Fans attending Monday night’s game will receive a Flutie bobblehead and the Argos are offering two tickets to the contest for $19.97. Flutie will become the 24th player added to the all-time banner.

DON MATTHEWS DOUG FLUTIE

Doug Flutie (2, in red), developed a special relationship with his coach, the late Don Matthews. (Ryan Remiorz/Canadian Press)

While in Toronto, Flutie established single-season records for passing yards (5,720 in 1996), completions (434 in ’96) and TD strikes (47 in ’97).

Flutie captured the ’84 Heisman Trophy at Boston College before beginning his pro career the following year with the USFL’s New Jersey Generals (owned by current American president Donald Trump). The five-foot-10, 181-pound Flutie joined the Chicago Bears in 1986 before being dealt to the New England Patriots to start the ’87 campaign.

Flutiie headed north in 1990, signing with the B.C. Lions. He joined the Calgary Stampeders in 1992, winning his first Grey Cup that year.

Flutie spent four years in Calgary before heading to Toronto and guiding the Argos to consecutive 15-3 regular-season records. Over his CFL career, Flutie threw for 41,355 yards and 270 TDs.

He was named the CFL’s outstanding player a record six times and won three Grey Cup titles before returning to the NFL. Flutie played six seasons south of the border with Buffalo (1998-2000), San Diego (2001-04) and New England (2005), being named to the Pro Bowl and the league’s comeback player in 1998.

“I would’ve loved to look at the numbers if I was able to play 21 years in the CFL,” Flutie said. “But I think at that point in my career, though, I needed to answer a couple more questions about going back to the NFL.
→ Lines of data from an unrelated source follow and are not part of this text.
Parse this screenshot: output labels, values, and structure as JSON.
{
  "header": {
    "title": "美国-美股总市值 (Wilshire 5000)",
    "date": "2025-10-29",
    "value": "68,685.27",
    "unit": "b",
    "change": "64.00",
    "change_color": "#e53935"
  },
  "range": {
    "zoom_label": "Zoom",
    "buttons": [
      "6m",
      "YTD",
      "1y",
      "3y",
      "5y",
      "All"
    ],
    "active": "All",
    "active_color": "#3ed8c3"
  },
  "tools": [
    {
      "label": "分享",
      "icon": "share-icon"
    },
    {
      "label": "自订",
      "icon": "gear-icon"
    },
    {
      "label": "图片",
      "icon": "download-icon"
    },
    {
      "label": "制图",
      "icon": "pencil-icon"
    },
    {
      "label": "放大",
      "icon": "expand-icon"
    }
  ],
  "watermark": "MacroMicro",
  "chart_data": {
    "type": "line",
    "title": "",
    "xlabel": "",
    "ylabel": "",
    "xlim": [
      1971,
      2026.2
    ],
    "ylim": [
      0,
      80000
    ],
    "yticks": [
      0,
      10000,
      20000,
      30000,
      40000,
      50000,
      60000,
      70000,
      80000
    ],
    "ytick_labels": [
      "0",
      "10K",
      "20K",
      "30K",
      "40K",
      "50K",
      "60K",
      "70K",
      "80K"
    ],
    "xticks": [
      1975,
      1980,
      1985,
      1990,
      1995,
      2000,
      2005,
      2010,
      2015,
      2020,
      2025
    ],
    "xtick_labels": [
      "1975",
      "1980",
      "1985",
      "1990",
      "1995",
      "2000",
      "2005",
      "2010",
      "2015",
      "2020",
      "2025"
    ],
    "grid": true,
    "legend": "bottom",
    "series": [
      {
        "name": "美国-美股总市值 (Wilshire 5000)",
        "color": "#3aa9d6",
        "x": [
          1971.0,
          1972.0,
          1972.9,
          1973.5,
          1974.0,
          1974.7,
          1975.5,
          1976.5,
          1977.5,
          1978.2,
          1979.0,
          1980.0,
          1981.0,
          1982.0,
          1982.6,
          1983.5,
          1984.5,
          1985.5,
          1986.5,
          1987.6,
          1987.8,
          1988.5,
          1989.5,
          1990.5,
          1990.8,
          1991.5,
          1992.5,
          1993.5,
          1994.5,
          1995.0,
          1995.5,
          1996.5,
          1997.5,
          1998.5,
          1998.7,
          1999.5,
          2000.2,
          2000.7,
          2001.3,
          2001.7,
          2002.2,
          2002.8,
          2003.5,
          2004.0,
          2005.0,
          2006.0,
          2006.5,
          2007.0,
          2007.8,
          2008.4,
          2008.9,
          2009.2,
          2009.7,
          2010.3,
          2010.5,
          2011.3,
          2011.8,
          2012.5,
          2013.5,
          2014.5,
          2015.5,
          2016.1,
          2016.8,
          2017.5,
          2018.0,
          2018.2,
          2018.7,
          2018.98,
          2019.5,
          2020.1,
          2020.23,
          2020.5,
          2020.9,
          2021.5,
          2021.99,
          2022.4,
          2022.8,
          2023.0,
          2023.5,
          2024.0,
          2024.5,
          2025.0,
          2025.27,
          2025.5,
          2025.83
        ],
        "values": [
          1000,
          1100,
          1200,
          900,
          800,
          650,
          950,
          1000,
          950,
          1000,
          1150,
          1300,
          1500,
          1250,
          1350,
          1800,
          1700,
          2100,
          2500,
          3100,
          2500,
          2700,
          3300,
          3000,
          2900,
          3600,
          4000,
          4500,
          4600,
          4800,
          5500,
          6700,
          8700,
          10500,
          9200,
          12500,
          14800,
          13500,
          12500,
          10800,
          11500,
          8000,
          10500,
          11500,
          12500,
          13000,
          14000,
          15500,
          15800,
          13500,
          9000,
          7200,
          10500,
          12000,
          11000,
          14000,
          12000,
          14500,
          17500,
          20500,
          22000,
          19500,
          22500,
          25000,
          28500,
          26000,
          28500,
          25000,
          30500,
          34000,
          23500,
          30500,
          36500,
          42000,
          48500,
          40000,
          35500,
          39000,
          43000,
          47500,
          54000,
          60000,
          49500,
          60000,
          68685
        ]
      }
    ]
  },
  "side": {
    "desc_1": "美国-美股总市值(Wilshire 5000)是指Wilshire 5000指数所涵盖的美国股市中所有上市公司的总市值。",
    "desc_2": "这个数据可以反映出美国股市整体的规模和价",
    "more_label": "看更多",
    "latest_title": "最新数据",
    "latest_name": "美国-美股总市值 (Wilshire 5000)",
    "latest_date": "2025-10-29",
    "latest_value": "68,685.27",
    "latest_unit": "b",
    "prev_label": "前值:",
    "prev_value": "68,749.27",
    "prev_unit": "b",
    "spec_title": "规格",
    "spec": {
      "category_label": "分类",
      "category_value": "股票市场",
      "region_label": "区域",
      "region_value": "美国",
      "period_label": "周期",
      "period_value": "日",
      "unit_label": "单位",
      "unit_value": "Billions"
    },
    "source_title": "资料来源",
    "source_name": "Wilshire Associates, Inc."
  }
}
“In hindsight I’m very happy I did because it worked out . . . but I do wonder.”

But Flutie said his time in the CFL was significantly different than in the NFL.

“It was night and day,” Flutie said. “I went from calling my own stuff, changing plays whenever I felt like it, taking risks to having a radio in my helmet and being told what to do and trying to execute and please someone.

Trusting instincts

“Now, the one thing that carried over was because of the success I had doing it the other way, I started voicing my opinion a lot more and trusting my own instincts when I first went back to the NFL. I think my success in the CFL really played into that.”

And Flutie said no coach gave him more freedom to run an offence than Matthews.

“Don always had a running joke,” Flutie said. “He brought the offensive co-ordinator John Jenkins and I into the office and was like, ‘Doug, this is your team. John, stay out of the way and don’t screw it up.’

“The other thing he said was, ‘Doug, you’re my quarterback. If you throw five interceptions, you’re going to get a chance to throw six.’ If I got to the line of scrimmage and decided I didn’t like a play I’d just change it and you didn’t hesitate because it was your play call anyway. I felt like it freed me up to do what I was comfortable with.”